Birbirine zıt iki kelime. Karanlık ile aydınlık gibi, sıcak
ile soğuk gibi. Birinin olduğu yerde diğeri olamıyor.
İzzetli olmak o kadar güzel bir şeydir ki. O Cenab-ı
hak’kın’da güzel bir ismidir. El Aziz.
Allah (c.c.) Aziz’dir. İzzet de O’nun elindedir. Dolayısıyla
O istediğini aziz eder, istediğini de zelil.
Biz O’ndan nasıl rızık istiyorsak, hidayet istiyorsak, af
istiyorsak, şifa istiyorsak izzet de istemeliyiz. Ancak nasıl çalışıp
çabalayarak rızık istiyorsak, doktora gidip ilaç kullanarak şifa istiyorsak,
günahlarımıza pişman olup terk ederek affımızı istiyorsak; izzetli olmak için
de elimizden geleni yaptıktan sonra Rabbimizden izzet istemeli, bizi dünyada ve
ahirette aziz etmesi, zelil etmemesi için yalvarmalıyız.

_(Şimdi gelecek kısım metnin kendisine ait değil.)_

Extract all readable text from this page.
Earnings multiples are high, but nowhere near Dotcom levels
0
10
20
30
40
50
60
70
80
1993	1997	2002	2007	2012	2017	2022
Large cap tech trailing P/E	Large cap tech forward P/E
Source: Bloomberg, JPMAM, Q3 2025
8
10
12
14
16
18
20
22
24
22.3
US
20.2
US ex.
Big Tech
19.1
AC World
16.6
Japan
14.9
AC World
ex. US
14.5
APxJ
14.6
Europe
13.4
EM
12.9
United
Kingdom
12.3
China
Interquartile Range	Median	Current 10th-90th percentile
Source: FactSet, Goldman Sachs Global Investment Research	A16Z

İzzetli olmak için önce Allah (c.c.)’a güzel bir kul olup
emrettiklerini hiç düşünmeden yapmalı, yasak ettiği şeylerden ise elimizden
geldiği kadar kaçmalıyız. Farzları yapmayan, haramlardan kaçmayanlar asla aziz
olamazlar, zilletten de kurtulamazlar.
Bunun yanında dosdoğru olmak, temiz olmak, herkesin hakkını
vermek, adil olmak, kendimize, ailemize, çevremize, vatanımıza hatta bütün
insanlara karşı vazifelerimizi yapmak gibi bir müslümanda olması gereken
hasletlere sahip olmalıyız. Yalan söyleyen, başkaların hakkını yiyen, sözünde
durmayan, zulüm eden, vazifesini yapmayan kişiler aziz olamazlar.

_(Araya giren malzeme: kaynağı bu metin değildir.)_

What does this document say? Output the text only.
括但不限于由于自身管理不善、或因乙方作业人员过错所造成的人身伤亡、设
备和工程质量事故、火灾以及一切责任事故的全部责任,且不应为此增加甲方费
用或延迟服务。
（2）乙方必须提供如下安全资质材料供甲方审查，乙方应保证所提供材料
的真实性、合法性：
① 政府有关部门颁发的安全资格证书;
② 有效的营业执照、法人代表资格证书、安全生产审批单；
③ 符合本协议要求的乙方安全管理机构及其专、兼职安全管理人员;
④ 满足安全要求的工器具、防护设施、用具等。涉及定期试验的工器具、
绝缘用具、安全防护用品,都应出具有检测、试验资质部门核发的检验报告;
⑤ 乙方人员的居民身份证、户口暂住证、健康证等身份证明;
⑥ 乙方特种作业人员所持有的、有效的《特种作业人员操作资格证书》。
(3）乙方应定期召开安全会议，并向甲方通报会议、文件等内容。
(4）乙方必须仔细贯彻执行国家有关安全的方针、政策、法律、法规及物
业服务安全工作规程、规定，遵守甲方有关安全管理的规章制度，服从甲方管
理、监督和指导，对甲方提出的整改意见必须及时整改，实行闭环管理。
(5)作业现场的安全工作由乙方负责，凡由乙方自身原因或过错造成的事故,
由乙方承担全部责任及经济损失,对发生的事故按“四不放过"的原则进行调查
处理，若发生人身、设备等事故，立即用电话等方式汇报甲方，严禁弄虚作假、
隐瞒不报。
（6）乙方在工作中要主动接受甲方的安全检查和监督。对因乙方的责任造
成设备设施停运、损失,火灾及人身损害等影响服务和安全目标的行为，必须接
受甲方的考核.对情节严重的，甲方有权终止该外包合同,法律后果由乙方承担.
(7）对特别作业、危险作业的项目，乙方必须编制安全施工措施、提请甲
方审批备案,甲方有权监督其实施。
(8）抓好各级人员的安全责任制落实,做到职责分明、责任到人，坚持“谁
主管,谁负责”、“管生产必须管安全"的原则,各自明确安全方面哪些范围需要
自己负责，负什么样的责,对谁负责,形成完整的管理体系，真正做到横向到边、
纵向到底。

Evet dünyada da aziz, ahirette de aziz olmak için dosdoğru
bir Müslüman olmak, Rabbimizin emirlerini yapmak ve yasaklarından kaçmak gerek.
Bu da yetmez. Peygamberimiz s.a.v’in sünnetine uyarak O’nun ahlakıyla
ahlaklanmak gerekir.
O bütün haramlardan uzak durmuş,vazifelerini yapmış, herkese
hakkını vermiş, dosdoğru olmuş ve şakadan da olsa bir defa yalan söylememiştir.
Dolayısıyla en izzetli insan O’dur. Biz de ne kadar O’na
uyarsak o kadar izzetli oluruz. Zaten Rabbimiz de bize O’na uymamızı emretmiyor
mu?
Bu arada izzeti kâfirlerin yanında arayanlar, onlarla
beraber ve onlarla dost olmakta sananlar asla zilletten kurtulamazlar.